C’est ainsi une situation tragique et sans échappatoire que narre Ron Rash, vis-à-vis de ces hommes misérables dont on jurerait qu’ils sont peu à peu dénaturés, dévitalisés, poussés malgré eux à emprunter le chemin des grands changements de la modernité : "j’ai abandonné les sillons des champs pour des sillons d’acier." De ces femmes et de ces hommes, dorénavant ouvrières et ouvriers, dont fait partie James Rash, le grand-père du poète, Ron Rash fait le récit de la dureté de l’existence laborieuse, rythmée par le travail cadencé, la conquête souvent avortée de nouveaux droits, les violences, la maladie. 

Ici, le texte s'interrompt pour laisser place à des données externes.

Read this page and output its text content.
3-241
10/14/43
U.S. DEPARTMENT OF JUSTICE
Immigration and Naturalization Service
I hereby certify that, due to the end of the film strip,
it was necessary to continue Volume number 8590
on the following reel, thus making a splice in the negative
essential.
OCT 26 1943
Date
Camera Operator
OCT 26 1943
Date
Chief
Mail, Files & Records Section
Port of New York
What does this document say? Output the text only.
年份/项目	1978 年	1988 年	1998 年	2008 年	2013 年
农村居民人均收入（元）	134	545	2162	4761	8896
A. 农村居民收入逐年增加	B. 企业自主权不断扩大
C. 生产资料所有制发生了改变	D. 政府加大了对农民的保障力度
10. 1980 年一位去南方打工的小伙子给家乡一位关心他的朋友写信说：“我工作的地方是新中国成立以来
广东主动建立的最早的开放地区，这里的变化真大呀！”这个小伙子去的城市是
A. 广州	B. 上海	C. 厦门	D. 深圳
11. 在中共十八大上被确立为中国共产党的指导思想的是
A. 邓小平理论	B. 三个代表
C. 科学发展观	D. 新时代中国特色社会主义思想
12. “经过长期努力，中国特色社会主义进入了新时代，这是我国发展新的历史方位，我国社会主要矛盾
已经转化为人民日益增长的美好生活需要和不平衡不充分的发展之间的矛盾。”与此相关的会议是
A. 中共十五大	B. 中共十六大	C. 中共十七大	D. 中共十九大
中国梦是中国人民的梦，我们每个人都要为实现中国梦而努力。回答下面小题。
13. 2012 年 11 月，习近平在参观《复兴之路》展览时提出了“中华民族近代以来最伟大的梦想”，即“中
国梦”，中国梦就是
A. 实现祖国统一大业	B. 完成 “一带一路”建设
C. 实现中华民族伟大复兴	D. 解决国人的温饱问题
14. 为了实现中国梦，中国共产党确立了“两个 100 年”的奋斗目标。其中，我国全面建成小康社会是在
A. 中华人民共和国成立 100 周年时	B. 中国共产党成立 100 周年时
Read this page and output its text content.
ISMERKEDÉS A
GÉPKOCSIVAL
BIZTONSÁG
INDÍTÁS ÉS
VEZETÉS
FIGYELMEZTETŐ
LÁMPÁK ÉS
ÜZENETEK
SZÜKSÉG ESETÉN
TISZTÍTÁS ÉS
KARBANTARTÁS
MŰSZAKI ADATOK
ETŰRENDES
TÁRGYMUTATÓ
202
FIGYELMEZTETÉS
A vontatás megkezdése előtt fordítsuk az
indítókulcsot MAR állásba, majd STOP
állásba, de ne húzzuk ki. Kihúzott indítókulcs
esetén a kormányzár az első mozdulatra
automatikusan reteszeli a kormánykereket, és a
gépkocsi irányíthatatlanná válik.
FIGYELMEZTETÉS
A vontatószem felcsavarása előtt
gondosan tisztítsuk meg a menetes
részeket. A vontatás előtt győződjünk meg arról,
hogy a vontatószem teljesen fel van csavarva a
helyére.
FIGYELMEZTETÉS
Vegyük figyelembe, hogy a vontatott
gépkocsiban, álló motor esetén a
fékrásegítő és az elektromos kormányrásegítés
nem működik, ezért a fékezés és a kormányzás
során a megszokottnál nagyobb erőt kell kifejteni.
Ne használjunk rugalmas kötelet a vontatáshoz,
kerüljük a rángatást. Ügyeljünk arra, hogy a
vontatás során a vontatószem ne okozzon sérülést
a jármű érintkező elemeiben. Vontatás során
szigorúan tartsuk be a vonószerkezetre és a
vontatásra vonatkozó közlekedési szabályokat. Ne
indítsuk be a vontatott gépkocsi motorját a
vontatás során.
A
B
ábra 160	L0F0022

Peu à peu, dans ces lieux où disparait la nature ("aucune rivière ne coulait plus, les traverses / s’allongeaient comme autant de cercueils pour enjamber / un courant d’acier forgé"), où les hommes sont en quelque sorte damnés de la terre, la grande force du poète, humaniste attaché à toutes les formes du vivant, est de ne pas renoncer à son état de rêverie, en gardant auprès de lui, comme une matière précieuse, les morts éveillés. 

David Dielen 

[Traduction : Gaëlle Fonlupt], Ron Rash, Réveiller les morts, Éditions de Corlevour, 2024, 165 pages.